Tuesday, November 19, 2013

"Worms of the Earth" by Robert E. Howard


Yesterday I read a middling Howard story that was not published during Howard’s lifetime, but today I read a more famous Howard tale, printed in the November 1932 issue of Weird Tales. I read this story some years ago, and found it memorable, and the critics seem to consider this one of the best of Howard’s stories.

The major theme of Howard’s work, of course, is the superiority of the barbarian to the civilized man, and he hammers this point in the opening scene of “Worms of the Earth.” Our tale begins with the Roman governor of Britain making hypocritical statements about justice while watching with pleasure the crucifixion of a Pict. The Pict is being punished for killing a Roman merchant, but as we might expect in a Howard story, the merchant had it coming, having cheated and insulted the barbarian. The torture meted out to the Pict is an open challenge to the authority of the king of the Picts, Bran Mak Morn, who watches the crucifixion incognito, disguised as a Pictish diplomat.

Howard takes pains to distinguish the nobly barbaric Bran from the soft, sadistic and corrupt Romans. Bran hates fluted columns, he refuses to sleep on silks and cushions, he cares nothing for money, and Roman women prefer his primitive virility to the caresses of civilized Roman men. At the same time, Bran cannot deny that his people are outmatched by the wealth and power of Rome, and so when he vows revenge on the Roman governor he turns to unconventional warfare.

Unconventional warfare in the form of an army of troglodytes summoned from beneath the surface of the earth! In a dream a Pictish wise man warns Bran not to take this unspeakably sinful course, but the evil of the Romans has unleashed in Bran another evil. In the same way that the parsimony of his mercantile uncle led Dondal in “Swords of the Purple Kingdom” to betray his friends, the cruelty of the Roman governor and exploitation of the Roman merchant have led Bran to betray his elders and their wisdom. Contact with civilization has corrupted Bran’s soul.

Raising the army of prehistoric underworld denizens is no easy task, and Bran must seek the aid of a witch woman of the western moors, a hideous yellow-eyed and sharp-fanged creature, half human and half monster. In return for her guidance to “a Door to Hell,” Bran offers her money, and then the head of an enemy but, in a scene that amazed me when I first read it, the witch instead demands that Bran take her virginity! Grotesque and inhuman as she is, this is her one chance to experience physical affection, and with a king no less!

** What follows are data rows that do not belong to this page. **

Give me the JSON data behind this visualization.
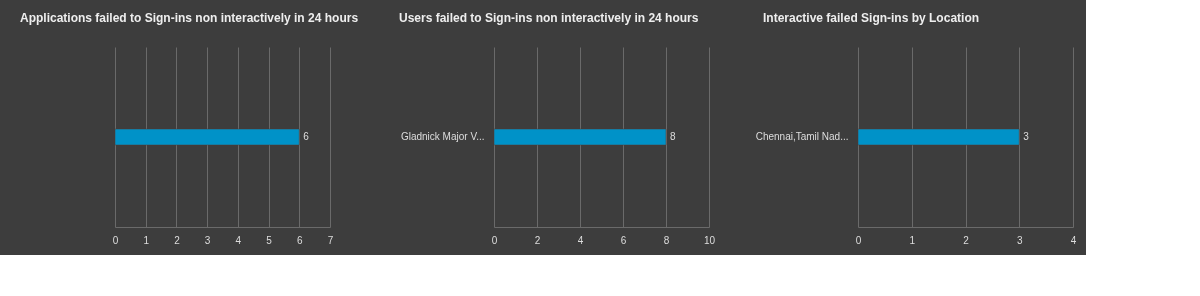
{
  "chart_data": [
    {
      "type": "bar",
      "orientation": "horizontal",
      "title": "Applications failed to Sign-ins non interactively in 24 hours",
      "categories": [
        null
      ],
      "values": [
        6
      ],
      "color": "#0092c8",
      "xlim": [
        0,
        7
      ],
      "xticks": [
        0,
        1,
        2,
        3,
        4,
        5,
        6,
        7
      ],
      "grid": "x",
      "data_labels": true
    },
    {
      "type": "bar",
      "orientation": "horizontal",
      "title": "Users failed to Sign-ins non interactively in 24 hours",
      "categories": [
        "Gladnick Major V..."
      ],
      "values": [
        8
      ],
      "color": "#0092c8",
      "xlim": [
        0,
        10
      ],
      "xticks": [
        0,
        2,
        4,
        6,
        8,
        10
      ],
      "grid": "x",
      "data_labels": true
    },
    {
      "type": "bar",
      "orientation": "horizontal",
      "title": "Interactive failed Sign-ins by Location",
      "categories": [
        "Chennai,Tamil Nad..."
      ],
      "values": [
        3
      ],
      "color": "#0092c8",
      "xlim": [
        0,
        4
      ],
      "xticks": [
        0,
        1,
        2,
        3,
        4
      ],
      "grid": "x",
      "data_labels": true
    }
  ]
}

With the aid of the witch, and after crawling through a lot of slimy tunnels and swimming in a monster-haunted lake, Bran summons the army of reptilian troglodytes. These ophidian creeps are the degenerate descendents of the natives of Britain whom Bran’s own people, the Picts, drove underground centuries before. There is an interesting parallelism here: just as Bran’s people today are being oppressed and conquered by the Romans, in their own day the Picts destroyed the culture of those who had preceded them as masters of Britain. Before their defeat at the hands of the Picts the Worms of the Earth were men, now they are monsters: will defeat at the hands of the Romans similarly corrupt the Picts?

Through devious means Brak persuades the monsters to help him. The troglodytes undermine a Roman fort, causing it to collapse and kill the garrison, and drag to Bran the Roman governor, who has been driven insane by the horrors he has witnessed among these weird creatures. Bran realizes he was wrong to have summoned the subterranean monsters, and when he kills the Roman governor it is not out of revenge, but out of mercy.

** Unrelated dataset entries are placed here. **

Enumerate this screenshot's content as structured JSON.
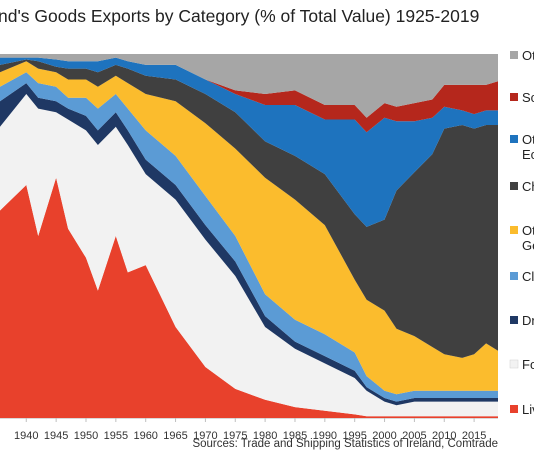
{
  "chart_data": {
    "type": "area",
    "stacked": true,
    "percent": true,
    "title": "nd's Goods Exports by Category (% of Total Value) 1925-2019",
    "source": "Sources: Trade and Shipping Statistics of Ireland, Comtrade",
    "x_ticks": [
      "1940",
      "1945",
      "1950",
      "1955",
      "1960",
      "1965",
      "1970",
      "1975",
      "1980",
      "1985",
      "1990",
      "1995",
      "2000",
      "2005",
      "2010",
      "2015"
    ],
    "xlim": [
      1935.6,
      2019
    ],
    "ylim": [
      0,
      100
    ],
    "legend_position": "right",
    "x": [
      1935.6,
      1940,
      1942,
      1945,
      1947,
      1950,
      1952,
      1955,
      1957,
      1960,
      1965,
      1970,
      1975,
      1980,
      1985,
      1990,
      1995,
      1997,
      2000,
      2002,
      2005,
      2008,
      2010,
      2013,
      2015,
      2017,
      2019
    ],
    "series": [
      {
        "name": "Liv",
        "color": "#e8412c",
        "values": [
          57,
          64,
          50,
          66,
          52,
          44,
          35,
          50,
          40,
          42,
          25,
          14,
          8,
          5,
          3,
          2,
          1,
          0.5,
          0.5,
          0.5,
          0.5,
          0.5,
          0.5,
          0.5,
          0.5,
          0.5,
          0.5
        ]
      },
      {
        "name": "Fo",
        "color": "#f2f2f2",
        "values": [
          23,
          25,
          35,
          18,
          30,
          35,
          40,
          30,
          35,
          25,
          35,
          35,
          31,
          20,
          16,
          13,
          10,
          7,
          4,
          3,
          4,
          4,
          4,
          4,
          4,
          4,
          4
        ]
      },
      {
        "name": "Dr",
        "color": "#1f3864",
        "values": [
          7,
          3,
          3,
          3,
          3,
          4,
          4,
          4,
          4,
          4,
          4,
          4,
          4,
          3,
          2,
          2,
          2,
          1,
          1,
          1,
          1,
          1,
          1,
          1,
          1,
          1,
          1
        ]
      },
      {
        "name": "Cl",
        "color": "#5b9bd5",
        "values": [
          4,
          3,
          4,
          4,
          3,
          5,
          6,
          5,
          6,
          8,
          8,
          8,
          7,
          6,
          6,
          6,
          5,
          3,
          2,
          2,
          2,
          2,
          2,
          2,
          2,
          2,
          2
        ]
      },
      {
        "name": "Ot Ge",
        "color": "#fbbc2d",
        "values": [
          4,
          3,
          4,
          4,
          5,
          5,
          6,
          5,
          7,
          10,
          15,
          20,
          24,
          32,
          33,
          30,
          20,
          21,
          22,
          18,
          15,
          12,
          10,
          9,
          10,
          13,
          11
        ]
      },
      {
        "name": "Ch",
        "color": "#404040",
        "values": [
          2,
          0.5,
          2,
          1.5,
          3,
          3,
          4,
          3,
          4,
          5,
          6,
          8,
          10,
          10,
          12,
          14,
          18,
          20,
          25,
          38,
          45,
          53,
          62,
          64,
          62,
          60,
          62
        ]
      },
      {
        "name": "Ot Ec",
        "color": "#1e73be",
        "values": [
          2,
          0.5,
          1,
          2,
          2,
          2,
          3,
          2,
          2,
          3,
          4,
          4,
          5,
          10,
          14,
          15,
          26,
          26,
          28,
          19,
          14,
          10,
          6,
          4,
          4,
          4,
          4
        ]
      },
      {
        "name": "Sc",
        "color": "#b5271c",
        "values": [
          0,
          0,
          0,
          0,
          0,
          0,
          0,
          0,
          0,
          0,
          0,
          0,
          1,
          3,
          4,
          4,
          4,
          4,
          4,
          4,
          5,
          5,
          6,
          7,
          8,
          7,
          8
        ]
      },
      {
        "name": "Ot",
        "color": "#a6a6a6",
        "values": [
          1,
          1,
          1,
          1.5,
          2,
          2,
          2,
          1,
          2,
          3,
          3,
          7,
          10,
          11,
          10,
          14,
          14,
          17.5,
          13.5,
          14.5,
          13.5,
          12.5,
          8.5,
          8.5,
          8.5,
          8.5,
          7.5
        ]
      }
    ],
    "legend": [
      {
        "label": "Ot",
        "color": "#a6a6a6"
      },
      {
        "label": "Sc",
        "color": "#b5271c"
      },
      {
        "label": "Ot",
        "label2": "Ec",
        "color": "#1e73be"
      },
      {
        "label": "Ch",
        "color": "#404040"
      },
      {
        "label": "Ot",
        "label2": "Ge",
        "color": "#fbbc2d"
      },
      {
        "label": "Cl",
        "color": "#5b9bd5"
      },
      {
        "label": "Dr",
        "color": "#1f3864"
      },
      {
        "label": "Fo",
        "color": "#f2f2f2"
      },
      {
        "label": "Liv",
        "color": "#e8412c"
      }
    ]
  }
}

This is a good story, and it is full of stuff for the Weird Tales aficionado to contemplate. Howard’s view of race and ethnicity, for example: there is a section about how Bran Mak Morn carries the pure blood of his people, and looks down on other Britons who are the product of racial mixing. There are also overt references and other similarities to the work of Howard’s friend, H.P. Lovecraft: the witch lives in “Dagon-moor” and directs Bran to “Dagon’s Barrow,” and one of Bran’s oaths is “Black gods of R’lyeh!” “Worms of the Earth” is also a good example of a Howard story that doesn’t rely on hand to hand combat to generate excitement; Howard is most famous for Conan, and rightly so, but he also wrote horror stories, and “Worms of the Earth” shows him in “eldritch horror” mode.

I read “Worms of the Earth” in the 2005 Del Rey collection Bran Mak Morn: The Last King, illustrated by Gary Gianni. Gianni’s drawings are not bad, but I think he did a still better job in the 1998 Del Rey edition of Howard’s Solomon Kane stories.